[sheepdog] [PATCH] sheep: remove master node

Tue Jul 16 10:35:26 CEST 2013

At Sun, 14 Jul 2013 14:25:12 +0800,
Liu Yuan wrote:
> 
> On Sun, Jul 14, 2013 at 12:08:46AM +0900, MORITA Kazutaka wrote:
> > From: MORITA Kazutaka <morita.kazutaka at lab.ntt.co.jp>
> > 
> > The current procedure to handle sheep join is as follows.
> > 
> >  1. The joining node sends a join request.
> >  2. The master node accepts the request.
> >  3. All the nodes update cluster members.
> > 
> > This procedure has some problems:
> > 
> >  - The master election is too complex to maintain.
> >    It is very difficult to make sure that the implementation is
> >    correct.
> > 
> >  - The master node can fail while it is accepting the joining node.
> >    The newly elected master has to take over the process, but it's
> >    usually difficult to implement because we have to know what the
> >    previous master did and what it did not before its failure.
> > 
> > This patch changes the sheep join procedure to the following.
> > 
> >  1. The joining node sends a join request.
> >  2. Some of the existing nodes accept the request.
> 
> Seems that all the nodes in the cluster accept the request, no?

If the join event in the cluster event queue is updated by another
node's accept message, the node doesn't call sd_accept_handler().
However, the current implementation doesn't check arriving messages
while it dispatches events, so all the nodes seems to call
sd_accept_handler with the corosync and zookeeper drivers.

> 
> >  3. All the nodes update cluster members.
> > 
> > It is allowed for the multiple nodes to call sd_accept_handler()
> > against the same join request, but at least one node must have to do
> > it.  With this change, we can eliminate a master, and node failure
> > while accepting node join is also allowed.
> > 
> 
> Why sd_accept_handler is reentrant in cluster aspect?

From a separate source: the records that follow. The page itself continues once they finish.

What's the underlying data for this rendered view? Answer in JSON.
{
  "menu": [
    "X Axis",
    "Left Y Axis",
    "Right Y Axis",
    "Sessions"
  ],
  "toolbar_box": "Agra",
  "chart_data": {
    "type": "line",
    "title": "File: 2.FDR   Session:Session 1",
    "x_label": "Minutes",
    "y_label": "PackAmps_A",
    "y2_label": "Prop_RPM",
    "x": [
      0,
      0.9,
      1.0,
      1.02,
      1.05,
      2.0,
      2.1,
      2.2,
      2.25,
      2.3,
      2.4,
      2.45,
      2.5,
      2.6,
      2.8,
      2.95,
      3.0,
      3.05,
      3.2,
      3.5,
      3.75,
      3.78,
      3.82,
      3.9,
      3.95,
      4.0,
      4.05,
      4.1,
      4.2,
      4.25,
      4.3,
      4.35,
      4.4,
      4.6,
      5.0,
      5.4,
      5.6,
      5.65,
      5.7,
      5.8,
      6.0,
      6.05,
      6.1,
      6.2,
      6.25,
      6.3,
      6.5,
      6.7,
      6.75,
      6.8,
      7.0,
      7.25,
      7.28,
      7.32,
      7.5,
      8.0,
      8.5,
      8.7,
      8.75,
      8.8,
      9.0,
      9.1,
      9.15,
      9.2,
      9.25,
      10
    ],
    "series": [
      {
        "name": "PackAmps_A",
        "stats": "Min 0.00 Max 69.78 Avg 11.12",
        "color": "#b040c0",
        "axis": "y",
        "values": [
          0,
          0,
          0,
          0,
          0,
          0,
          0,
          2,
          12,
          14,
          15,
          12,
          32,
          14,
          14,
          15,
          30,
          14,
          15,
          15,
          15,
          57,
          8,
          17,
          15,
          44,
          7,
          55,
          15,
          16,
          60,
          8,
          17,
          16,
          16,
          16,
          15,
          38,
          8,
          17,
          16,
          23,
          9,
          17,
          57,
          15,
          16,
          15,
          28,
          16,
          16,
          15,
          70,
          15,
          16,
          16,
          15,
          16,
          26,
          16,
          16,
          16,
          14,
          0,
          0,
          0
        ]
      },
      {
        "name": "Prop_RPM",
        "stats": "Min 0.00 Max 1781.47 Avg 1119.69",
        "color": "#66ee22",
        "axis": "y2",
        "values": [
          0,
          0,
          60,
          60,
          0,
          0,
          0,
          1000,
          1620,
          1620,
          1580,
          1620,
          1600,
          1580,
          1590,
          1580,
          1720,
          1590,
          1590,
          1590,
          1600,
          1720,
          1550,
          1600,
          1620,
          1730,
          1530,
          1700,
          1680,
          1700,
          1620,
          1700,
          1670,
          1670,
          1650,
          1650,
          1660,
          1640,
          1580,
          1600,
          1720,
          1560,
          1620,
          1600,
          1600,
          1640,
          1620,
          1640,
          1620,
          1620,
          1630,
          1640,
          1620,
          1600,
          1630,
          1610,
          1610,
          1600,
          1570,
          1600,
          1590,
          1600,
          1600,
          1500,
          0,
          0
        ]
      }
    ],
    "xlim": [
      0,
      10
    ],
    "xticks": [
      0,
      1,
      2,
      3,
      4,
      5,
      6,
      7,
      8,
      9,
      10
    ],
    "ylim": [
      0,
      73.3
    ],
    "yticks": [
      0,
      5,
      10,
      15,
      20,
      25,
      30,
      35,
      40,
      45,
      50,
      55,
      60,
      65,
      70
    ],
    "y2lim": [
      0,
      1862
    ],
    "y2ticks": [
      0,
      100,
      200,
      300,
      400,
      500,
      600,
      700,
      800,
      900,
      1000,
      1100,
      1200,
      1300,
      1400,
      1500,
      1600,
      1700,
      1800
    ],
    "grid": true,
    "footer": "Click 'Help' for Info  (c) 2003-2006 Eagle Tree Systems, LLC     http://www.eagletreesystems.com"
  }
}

I noticed that, e.g,

It is because if only one node calls sd_accept_handler(), the node can
be a SPOF while processing the joining node.  Allowing multiple nodes
to call sd_accept_handler() looks the simplest way to me.  I agree
that this needs a discussion, though.

> push_join_response() of zk driver are called on all the nodes too. So if
> following case happens, can sheep handle it?
> 
> 2 nodes in the cluster {A, B}. And C is joining the cluster.
> 
> A -> push_join_response() and quickly return, watcher of A, B, C is called
>      to handle EVENT_ACCEPT from A.
> B -> push_join_response() slowly return because of network, A, B, C handles
>      EVENT_ACCEPT from B.
> 
> Simply put, can sheep hanle multiple EVENT_ACCEPT of the same node?

I think the answer is yes.

 - local: The event queue is a mmapped file and guared by flock, so
   concurrent sd_accept_handler() calls don't happen.

 - corosync: cdrv_cpg_deliver() ignores the arriving
   COROSYNC_MSG_TYPE_ACCEPT() if there is no JOIN event in the queue.

 - zookeeper: push_join_response() just overwrites the znode with
   EVENT_ACCEPT, and multiple calls of push_join_response() is no
   problem.

Thanks,

Kazutaka